BEDFORD - Despite months of sometimes contentious belt-tightening, rising expenses will force Bedford County property taxes up as much as 10 percent in the coming year, commissioners said Thursday.
The tentative budget, set for public review today before the commissioners make further changes, includes a 10 percent hike - the legal limit following a property reassessment, Commissioner Steven Howsare said. The final budget must be passed by year's end.
"We're hoping we'll whittle that down before it actually passes," Howsare said.
A projected $300,000 year-end deficit and massive state-imposed Children and Youth Services expenses forced county officials to raise taxes in hopes of avoiding further cuts in 2013, Howsare said.
"That was never an option we really wanted to go down," he said. "But ending the year in as much of a hole as we did [we have to raise taxes] "
Next year's tentative budget is more than $15 million, he said, an increase from this year's approximately $14.5 million.
No single expenditure is responsible for the increase - union employees' contracts are set to carry on as usual, while non-union county workers are set for a 1.5 percent wage hike - and further staff cuts likely wouldn't make up the difference, he said.

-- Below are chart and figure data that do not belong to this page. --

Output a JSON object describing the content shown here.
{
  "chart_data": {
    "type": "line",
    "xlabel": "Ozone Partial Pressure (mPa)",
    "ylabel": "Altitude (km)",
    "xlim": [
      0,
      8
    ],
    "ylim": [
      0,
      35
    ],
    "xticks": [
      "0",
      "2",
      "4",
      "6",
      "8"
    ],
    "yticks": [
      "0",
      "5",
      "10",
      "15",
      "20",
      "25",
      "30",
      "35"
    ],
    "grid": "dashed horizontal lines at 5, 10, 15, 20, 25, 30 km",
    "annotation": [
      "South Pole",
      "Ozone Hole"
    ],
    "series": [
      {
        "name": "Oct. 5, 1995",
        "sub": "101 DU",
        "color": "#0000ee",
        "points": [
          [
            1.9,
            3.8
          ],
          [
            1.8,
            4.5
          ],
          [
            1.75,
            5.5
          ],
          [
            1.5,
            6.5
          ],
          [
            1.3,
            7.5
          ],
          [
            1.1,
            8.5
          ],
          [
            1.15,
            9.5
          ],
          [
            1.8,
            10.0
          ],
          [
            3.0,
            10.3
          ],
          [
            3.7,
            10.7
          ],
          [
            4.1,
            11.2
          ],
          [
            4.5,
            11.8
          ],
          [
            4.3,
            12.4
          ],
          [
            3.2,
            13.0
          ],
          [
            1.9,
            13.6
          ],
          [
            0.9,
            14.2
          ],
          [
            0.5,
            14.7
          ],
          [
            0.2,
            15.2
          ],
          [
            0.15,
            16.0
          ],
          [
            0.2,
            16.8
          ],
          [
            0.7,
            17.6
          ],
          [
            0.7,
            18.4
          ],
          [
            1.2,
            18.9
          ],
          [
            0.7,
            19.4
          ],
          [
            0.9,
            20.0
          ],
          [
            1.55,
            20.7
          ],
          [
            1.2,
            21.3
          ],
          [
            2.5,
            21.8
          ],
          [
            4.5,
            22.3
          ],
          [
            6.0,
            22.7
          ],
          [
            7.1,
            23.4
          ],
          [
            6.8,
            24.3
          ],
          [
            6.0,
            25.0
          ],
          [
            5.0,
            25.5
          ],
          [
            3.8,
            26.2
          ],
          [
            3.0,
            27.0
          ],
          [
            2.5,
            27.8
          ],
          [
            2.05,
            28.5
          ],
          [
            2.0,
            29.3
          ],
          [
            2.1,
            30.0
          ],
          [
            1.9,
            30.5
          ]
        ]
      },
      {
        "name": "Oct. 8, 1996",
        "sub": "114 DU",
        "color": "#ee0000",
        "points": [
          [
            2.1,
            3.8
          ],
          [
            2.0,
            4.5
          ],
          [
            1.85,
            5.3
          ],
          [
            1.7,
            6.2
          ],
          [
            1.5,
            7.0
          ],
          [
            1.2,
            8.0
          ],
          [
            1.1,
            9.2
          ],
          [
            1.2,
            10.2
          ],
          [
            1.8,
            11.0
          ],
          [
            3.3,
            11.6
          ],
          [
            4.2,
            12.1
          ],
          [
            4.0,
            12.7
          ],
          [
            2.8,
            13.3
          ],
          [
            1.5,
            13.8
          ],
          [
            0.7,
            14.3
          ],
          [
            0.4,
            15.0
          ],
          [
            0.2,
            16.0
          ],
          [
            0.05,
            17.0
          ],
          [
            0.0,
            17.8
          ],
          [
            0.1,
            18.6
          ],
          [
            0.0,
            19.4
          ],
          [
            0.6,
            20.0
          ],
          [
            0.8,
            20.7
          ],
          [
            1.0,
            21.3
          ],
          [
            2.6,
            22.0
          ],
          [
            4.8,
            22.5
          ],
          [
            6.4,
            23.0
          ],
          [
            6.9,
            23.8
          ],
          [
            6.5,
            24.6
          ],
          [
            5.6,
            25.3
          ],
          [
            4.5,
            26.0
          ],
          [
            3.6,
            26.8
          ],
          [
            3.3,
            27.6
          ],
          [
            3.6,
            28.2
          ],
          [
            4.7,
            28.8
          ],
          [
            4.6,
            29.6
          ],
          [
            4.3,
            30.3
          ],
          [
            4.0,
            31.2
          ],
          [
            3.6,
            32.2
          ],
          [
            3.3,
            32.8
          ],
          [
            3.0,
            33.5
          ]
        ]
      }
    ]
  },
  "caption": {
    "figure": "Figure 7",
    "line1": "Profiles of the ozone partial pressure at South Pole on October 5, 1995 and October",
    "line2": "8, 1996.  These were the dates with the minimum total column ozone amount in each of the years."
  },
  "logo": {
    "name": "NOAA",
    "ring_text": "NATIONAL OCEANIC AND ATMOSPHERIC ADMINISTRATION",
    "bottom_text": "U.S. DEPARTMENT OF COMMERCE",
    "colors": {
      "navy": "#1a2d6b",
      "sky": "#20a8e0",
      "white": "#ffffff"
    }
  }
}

In recent months, county officials cut jobs in the sheriff's department and at the county jail, while the multicounty Mental Health and Mental Retardation program has faced substantial layoffs.
Corrections officers have even closed blocks and cut down heating costs but it likely won't be enough, Howsare said.
"We're not sure how much more we can cut. There might be a position here or there," he said.
The state stills owes Bedford County more than $600,000 in compensation for increasingly expensive juvenile justice programs, despite repeated assurances that the money would be on the way soon, Howsare said.
"We can't believe that this is an anomaly for this year," Commissioner Paul Crooks said. "We're going to have a pretty good deficit carryover."
Both commissioners noted that the budget on display today isn't the final draft; they intend to make changes over the coming weeks, they said.
A tax increase would require an additional vote - under state law, reassessments must leave property tax revenue at the same level as the preceding year. Raising taxes after the reassessment requires an additional vote.
In July, when the reassessment was still in progress, Howsare said the limited tax increase "wouldn't be worth the grief you're going to get."
Crooks acknowledged Thursday that a property tax hike in the wake of a reassessment won't look good politically.
"I guess if I thought I was going to be a career politician, I'd think it's dangerous politically," he said. "But realistically, we're charged ... to make the best decisions for the good of the county."